Our Best Stuff on the Midterms, Ukraine, and Biden’s Maneuvering

Hello and happy Saturday. If you came here looking for my thoughts on the new Taylor Swift album that dropped this week, I’m afraid you’ll be sorely disappointed. I’ve got nothing against T-Swift, but her style just isn’t my thing. (Give me the Foo Fighters any day.) Which makes me one of the few people in America, it seems, without a strong opinion either way.
If only it were just a pop icon’s new album that made me go “Meh.” Unfortunately, it’s also a pretty accurate description of my feelings about the upcoming midterms. In too many races, it’s hard to get excited about either nominee. Do you go with an election denier or a progessive? A candidate who wants to ban abortion with no exceptions even for the life of the mother (unless he doesn’t want another kid himself) or one who won’t speak to whether he supports any limits?
It’s a weird time to be politically homeless, because it’s definitely a minority position. Midterm turnout jumped from a low 36 percent in 2014 to a four-decade high of 53 percent in 2018. More than 158 million Americans voted in the 2020 election. People are eager to vote, though in many cases, they are more motivated to vote against a candidate they dislike: Negative partisanship is on the rise and a FiveThirtyEight article on the 2020 presidential election described it as “potentially destructive” and noted that “extreme partisan animosity is a prelude to democratic collapse.”

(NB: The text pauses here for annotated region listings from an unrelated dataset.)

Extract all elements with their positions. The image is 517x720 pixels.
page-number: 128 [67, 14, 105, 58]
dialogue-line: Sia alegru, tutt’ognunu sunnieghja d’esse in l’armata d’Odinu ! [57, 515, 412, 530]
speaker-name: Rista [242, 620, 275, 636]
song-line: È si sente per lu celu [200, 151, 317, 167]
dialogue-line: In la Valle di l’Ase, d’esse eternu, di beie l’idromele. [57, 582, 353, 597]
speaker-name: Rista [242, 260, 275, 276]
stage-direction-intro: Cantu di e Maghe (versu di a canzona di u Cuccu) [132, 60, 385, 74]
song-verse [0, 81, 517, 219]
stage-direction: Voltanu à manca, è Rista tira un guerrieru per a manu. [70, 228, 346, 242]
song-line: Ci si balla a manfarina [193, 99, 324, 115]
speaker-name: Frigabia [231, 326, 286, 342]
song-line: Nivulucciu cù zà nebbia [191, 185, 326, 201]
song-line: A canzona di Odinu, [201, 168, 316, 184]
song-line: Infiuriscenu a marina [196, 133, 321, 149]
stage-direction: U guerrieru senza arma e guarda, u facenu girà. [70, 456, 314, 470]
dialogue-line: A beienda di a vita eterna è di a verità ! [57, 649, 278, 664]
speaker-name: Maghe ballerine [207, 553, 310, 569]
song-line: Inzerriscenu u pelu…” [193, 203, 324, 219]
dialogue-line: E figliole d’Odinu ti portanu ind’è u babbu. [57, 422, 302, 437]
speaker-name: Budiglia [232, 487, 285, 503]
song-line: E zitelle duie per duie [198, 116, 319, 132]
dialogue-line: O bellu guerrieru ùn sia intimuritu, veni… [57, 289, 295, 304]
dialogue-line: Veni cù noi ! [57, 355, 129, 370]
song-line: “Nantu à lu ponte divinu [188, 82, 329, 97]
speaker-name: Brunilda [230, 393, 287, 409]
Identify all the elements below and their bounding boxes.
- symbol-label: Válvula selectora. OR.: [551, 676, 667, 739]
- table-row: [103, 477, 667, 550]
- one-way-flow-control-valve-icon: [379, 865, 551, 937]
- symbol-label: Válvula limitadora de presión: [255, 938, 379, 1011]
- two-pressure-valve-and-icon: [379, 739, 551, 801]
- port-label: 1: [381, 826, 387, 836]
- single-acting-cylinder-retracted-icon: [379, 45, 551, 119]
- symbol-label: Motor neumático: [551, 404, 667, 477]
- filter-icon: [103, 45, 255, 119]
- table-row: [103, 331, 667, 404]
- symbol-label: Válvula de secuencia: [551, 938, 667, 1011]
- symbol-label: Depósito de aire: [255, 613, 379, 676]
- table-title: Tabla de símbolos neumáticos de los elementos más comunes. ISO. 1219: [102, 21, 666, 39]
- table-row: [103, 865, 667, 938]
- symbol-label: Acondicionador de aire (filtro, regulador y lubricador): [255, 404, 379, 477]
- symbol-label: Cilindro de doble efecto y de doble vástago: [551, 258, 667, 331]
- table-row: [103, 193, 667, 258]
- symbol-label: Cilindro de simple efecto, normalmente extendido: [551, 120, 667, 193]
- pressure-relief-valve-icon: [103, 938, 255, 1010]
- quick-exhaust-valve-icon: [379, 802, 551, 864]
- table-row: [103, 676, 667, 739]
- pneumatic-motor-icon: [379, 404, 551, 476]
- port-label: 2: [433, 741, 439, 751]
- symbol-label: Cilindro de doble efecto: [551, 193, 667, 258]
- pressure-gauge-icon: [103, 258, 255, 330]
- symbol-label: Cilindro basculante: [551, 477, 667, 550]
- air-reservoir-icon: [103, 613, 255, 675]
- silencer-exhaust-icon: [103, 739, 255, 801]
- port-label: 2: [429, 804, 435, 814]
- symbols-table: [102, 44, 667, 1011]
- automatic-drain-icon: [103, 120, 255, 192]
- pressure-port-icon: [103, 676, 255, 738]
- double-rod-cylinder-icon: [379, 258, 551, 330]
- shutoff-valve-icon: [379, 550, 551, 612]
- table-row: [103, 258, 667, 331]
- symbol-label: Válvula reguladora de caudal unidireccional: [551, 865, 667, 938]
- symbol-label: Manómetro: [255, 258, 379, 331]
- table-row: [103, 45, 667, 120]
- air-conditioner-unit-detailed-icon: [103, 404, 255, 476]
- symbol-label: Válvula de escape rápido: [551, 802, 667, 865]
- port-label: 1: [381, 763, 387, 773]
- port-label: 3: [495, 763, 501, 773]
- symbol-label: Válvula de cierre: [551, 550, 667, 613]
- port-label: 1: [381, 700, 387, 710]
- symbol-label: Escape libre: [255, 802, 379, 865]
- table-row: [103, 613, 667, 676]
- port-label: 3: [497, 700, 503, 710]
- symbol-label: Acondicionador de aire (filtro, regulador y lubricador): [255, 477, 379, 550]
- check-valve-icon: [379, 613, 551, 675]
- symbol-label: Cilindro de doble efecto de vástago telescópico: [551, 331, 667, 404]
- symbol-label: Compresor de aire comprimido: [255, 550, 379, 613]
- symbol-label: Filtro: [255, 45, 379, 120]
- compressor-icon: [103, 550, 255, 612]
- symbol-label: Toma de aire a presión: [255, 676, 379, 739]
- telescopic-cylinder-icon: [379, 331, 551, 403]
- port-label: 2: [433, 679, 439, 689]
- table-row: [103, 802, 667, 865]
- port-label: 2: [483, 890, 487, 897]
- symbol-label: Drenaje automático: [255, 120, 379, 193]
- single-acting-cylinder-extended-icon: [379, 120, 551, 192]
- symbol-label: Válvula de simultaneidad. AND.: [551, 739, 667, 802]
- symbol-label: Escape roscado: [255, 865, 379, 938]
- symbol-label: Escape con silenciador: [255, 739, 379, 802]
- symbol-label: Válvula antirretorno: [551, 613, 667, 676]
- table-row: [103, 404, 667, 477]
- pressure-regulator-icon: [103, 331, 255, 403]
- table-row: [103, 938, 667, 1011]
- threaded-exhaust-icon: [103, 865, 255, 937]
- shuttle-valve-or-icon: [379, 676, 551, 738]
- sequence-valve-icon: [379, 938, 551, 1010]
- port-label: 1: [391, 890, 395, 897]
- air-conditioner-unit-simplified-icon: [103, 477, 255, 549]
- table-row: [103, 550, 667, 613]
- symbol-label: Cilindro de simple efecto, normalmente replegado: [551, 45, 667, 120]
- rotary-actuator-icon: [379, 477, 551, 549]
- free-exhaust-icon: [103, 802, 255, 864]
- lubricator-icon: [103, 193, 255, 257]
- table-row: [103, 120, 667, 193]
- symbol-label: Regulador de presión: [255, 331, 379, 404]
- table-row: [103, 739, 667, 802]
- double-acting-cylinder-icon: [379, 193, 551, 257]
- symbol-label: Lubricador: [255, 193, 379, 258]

Maybe that was unconsciously on my mind as I compiled the stories I wanted to highlight in this newsletter, as there is a bit of a theme. We’ve paid a lot of attention to contentious elections and controversial candidates in Georgia (Herschel Walker vs. Raphael Warnock), Pennsylvania (Mehmet Oz vs. John Fetterman), and Ohio (J.D. Vance vs. Tim Ryan) but this week we focused on two congressional races on the West Coast where moderates are having a moment. Audrey wrote about a Democrat seeking to keep controversial right-wing neophyte Joe Kent out of Congress in Washington state, and Harvest reported on the Oregon governor’s race, where a Republican is in position to win. In David’s newsletter about Stacey Abrams’ election denialism, he takes a moment to highlight the unique position of Georgia Gov. Brian Kemp. Kemp stood up to Trump’s effort to steal the election in 2020, and he’s now poised to beat Abrams.